En six ans, Cocoon a réussi à s’installer confortablement sur la scène pop française. Considérés comme pionniers du renouveau folk en France, ses membres font partie de ces artistes qui ont décidé de chanter exclusivement en anglais, quitte parfois à encaisser de violentes critiques. De passage aux Francofolies de La Rochelle, le duo parle de son parcours, sans langue de bois.

 Propos recueillis par Sabine Bouchoul

 L’anglais n’est plus un handicap désormais ?

Mark : On a été parmi les premiers à chanter en anglais. On est content de faire partie de cette vague-là. Il y a six ans c’était un peu mal vu, et là, les esprits commencent un peu à changer. Et heureusement d’ailleurs. Aujourd’hui c’est complètement assumé. Aux Francos, ils avaient prévus une affiche avec que des groupes qui chantent en anglais sur la Grande Scène, le jour de la Fête Nationale ! Grosse revanche donc. Et puis, ce qui est bien avec cette nouvelle scène, c’est que ça marche bien pour tout le monde. C’est pas du tout une mode qui s’est effacée après un album, on sent qu’il y a des groupes qui commencent à s’installer dans le paysage, sans que ça dérange qui que ce soit. Et puis nous, on est hypercontents, on a eu un disque de platine avec le premier album, pareil pour le deuxième, et si ça continue, ce serait super.

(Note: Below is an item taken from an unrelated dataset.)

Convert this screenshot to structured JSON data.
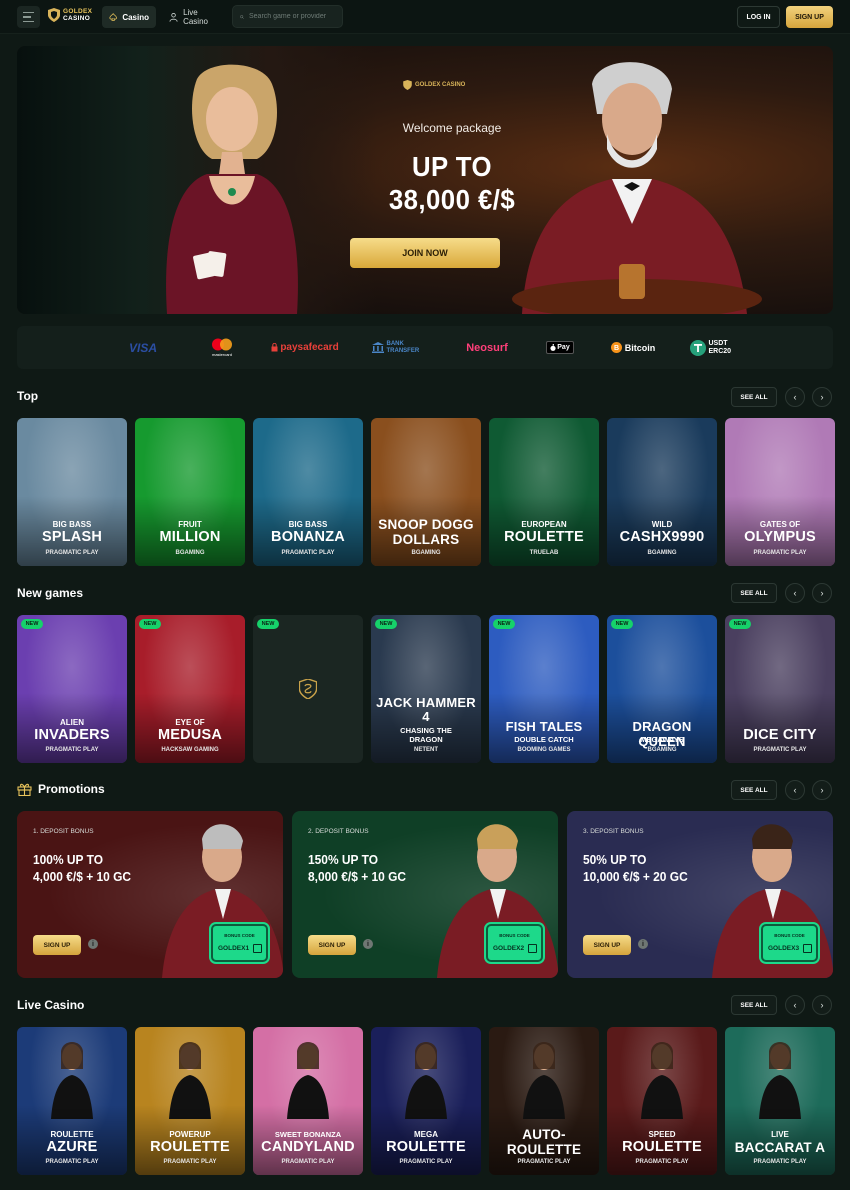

 Ça donne quoi, Cocoon, sur scène ?

Morgane : De la m*rde ! Comme d’habitude, ça va être nul ! On est neuf sur scène, dont trois cordes, deux cuivres et nous !

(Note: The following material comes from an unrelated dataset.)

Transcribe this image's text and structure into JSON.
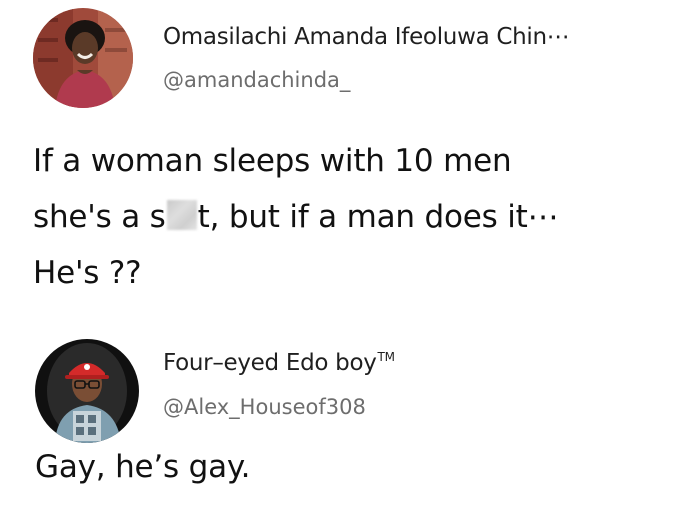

Mark : Au début, pour la scénographie, on voulait apporter une énorme baleine gonflable. Celle qu’on voit dans Comets et qu’on reverra d’ailleurs dans le clip de Dee Doo. Mais en fait, c’est galère de ramener un gonfleur, et de gonfler une baleine tous les soirs.

 Vous avez enchaîné les festivals cet été ?

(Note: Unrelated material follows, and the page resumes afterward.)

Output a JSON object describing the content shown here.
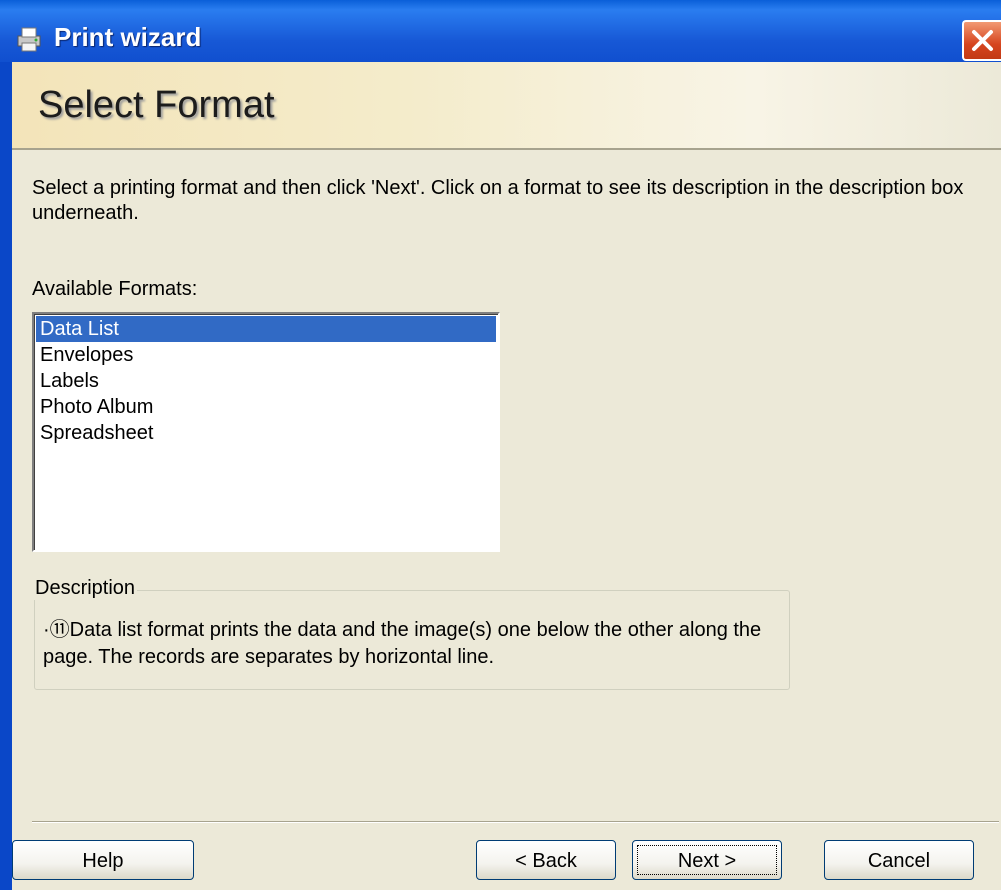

Mark : On était à Fourvière, c’est sublime, ça se passe dans des arènes. On a fait Musilac, on jouait juste avant Ben Harper, c’est cool parce que c’est quelqu’un que j’écoutais beaucoup quand j’étais adolescent. Et puis, on a beaucoup tourné à l’étranger, et du coup Morgane est devenue bilingue assez vite ! Alors qu’au début de l’aventure elle parlait beaucoup moins bien que les musiciens du groupe, aujourd’hui, elle parle mieux que toi et moi réunis. Elle parle aux chauffeurs de taxi new-yorkais, elle se met à côté d’eux, et elle n’arrête pas de les saouler ! (rires)

 Et à New York, justement, quel a été l’accueil du public ?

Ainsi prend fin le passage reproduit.